Within the screening of the documentation of the Queer of Color Critique reading circle 2021 we welcome back into the space:


Dr. Chandra Frank is a feminist researcher who works on the intersections of archives, waterways, gender, sexuality and race. Her curatorial practice explores the politics of care, experimental forms of narration, and the colonial grammar embedded within display and exhibition arrangements. She has published in peer-reviewed journals, exhibition catalogues and art publications, including Feminist Review, the Small Axe VLOSA catalogue, The Place is Here, Tongues, Foam Magazine and Stedelijk Studies. Chandra recently co-edited a special issue on Archives for Feminist Review. She is working on her monograph, Glimmers of Place: Queer Feminist Archives, Diaspora and Tidal Politics (working title), and is currently a Post-Doctoral Fellow at the Charles Phelps Taft Research Centre at the University of Cincinnati. 

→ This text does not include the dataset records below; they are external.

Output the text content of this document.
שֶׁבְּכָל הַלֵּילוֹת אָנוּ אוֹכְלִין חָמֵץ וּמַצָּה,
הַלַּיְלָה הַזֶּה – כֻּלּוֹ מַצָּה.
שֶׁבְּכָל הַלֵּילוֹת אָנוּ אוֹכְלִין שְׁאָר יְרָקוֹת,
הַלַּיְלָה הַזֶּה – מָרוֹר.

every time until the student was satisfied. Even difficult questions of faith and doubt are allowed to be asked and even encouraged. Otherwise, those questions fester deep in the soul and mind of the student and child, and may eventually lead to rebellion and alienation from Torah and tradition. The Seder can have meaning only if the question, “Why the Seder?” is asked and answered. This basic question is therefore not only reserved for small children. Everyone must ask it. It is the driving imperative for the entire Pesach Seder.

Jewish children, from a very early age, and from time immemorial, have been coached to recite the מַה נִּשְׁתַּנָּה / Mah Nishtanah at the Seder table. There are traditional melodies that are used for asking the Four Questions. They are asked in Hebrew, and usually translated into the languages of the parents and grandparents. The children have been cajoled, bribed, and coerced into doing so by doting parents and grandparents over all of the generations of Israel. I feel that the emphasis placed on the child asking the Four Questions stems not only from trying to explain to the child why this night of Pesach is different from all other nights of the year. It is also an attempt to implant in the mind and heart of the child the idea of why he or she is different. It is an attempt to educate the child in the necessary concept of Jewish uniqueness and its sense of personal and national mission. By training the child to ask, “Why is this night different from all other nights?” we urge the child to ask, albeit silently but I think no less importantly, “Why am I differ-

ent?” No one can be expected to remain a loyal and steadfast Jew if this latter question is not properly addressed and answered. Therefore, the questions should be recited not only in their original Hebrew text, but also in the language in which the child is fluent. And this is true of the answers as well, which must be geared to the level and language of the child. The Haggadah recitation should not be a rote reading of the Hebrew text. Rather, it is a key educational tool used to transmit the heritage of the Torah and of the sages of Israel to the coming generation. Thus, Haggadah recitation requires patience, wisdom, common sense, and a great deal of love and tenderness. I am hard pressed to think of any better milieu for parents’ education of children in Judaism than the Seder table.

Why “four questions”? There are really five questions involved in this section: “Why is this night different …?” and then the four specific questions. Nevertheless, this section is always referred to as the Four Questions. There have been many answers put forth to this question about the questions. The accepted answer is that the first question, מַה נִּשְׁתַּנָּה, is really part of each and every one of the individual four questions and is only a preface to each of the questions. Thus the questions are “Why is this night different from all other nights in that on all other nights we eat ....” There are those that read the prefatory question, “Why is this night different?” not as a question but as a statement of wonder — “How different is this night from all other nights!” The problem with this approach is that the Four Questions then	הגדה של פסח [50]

Gayatri Gopinath is Professor in the Department of Social and Cultural Analysis, and the Director of the Center for the Study of Gender and Sexuality at New York University. She works at the intersection of transnational feminist and queer studies, postcolonial studies, and diaspora studies, and is the author of two monographs: Impossible Desires: Queer Diasporas and South Asian Public Cultures (Duke University Press, 2005), and Unruly Visions: The Aesthetic Practices of Queer Diaspora (Duke University Press, 2018). She has published numerous essays on gender, sexuality, and queer diasporic visual art and culture in anthologies and journals such as Journal of Middle East Women’s Studies, GLQ, and Social Text, as well as in art publications such as PIX: A Journal of Contemporary Indian Photography, Tribe: Photography and New Media from the Arab World, and ArtReview Asia. 


The event takes place within the framework of the LADS-funded project #CommunitiesSolidarischDenken.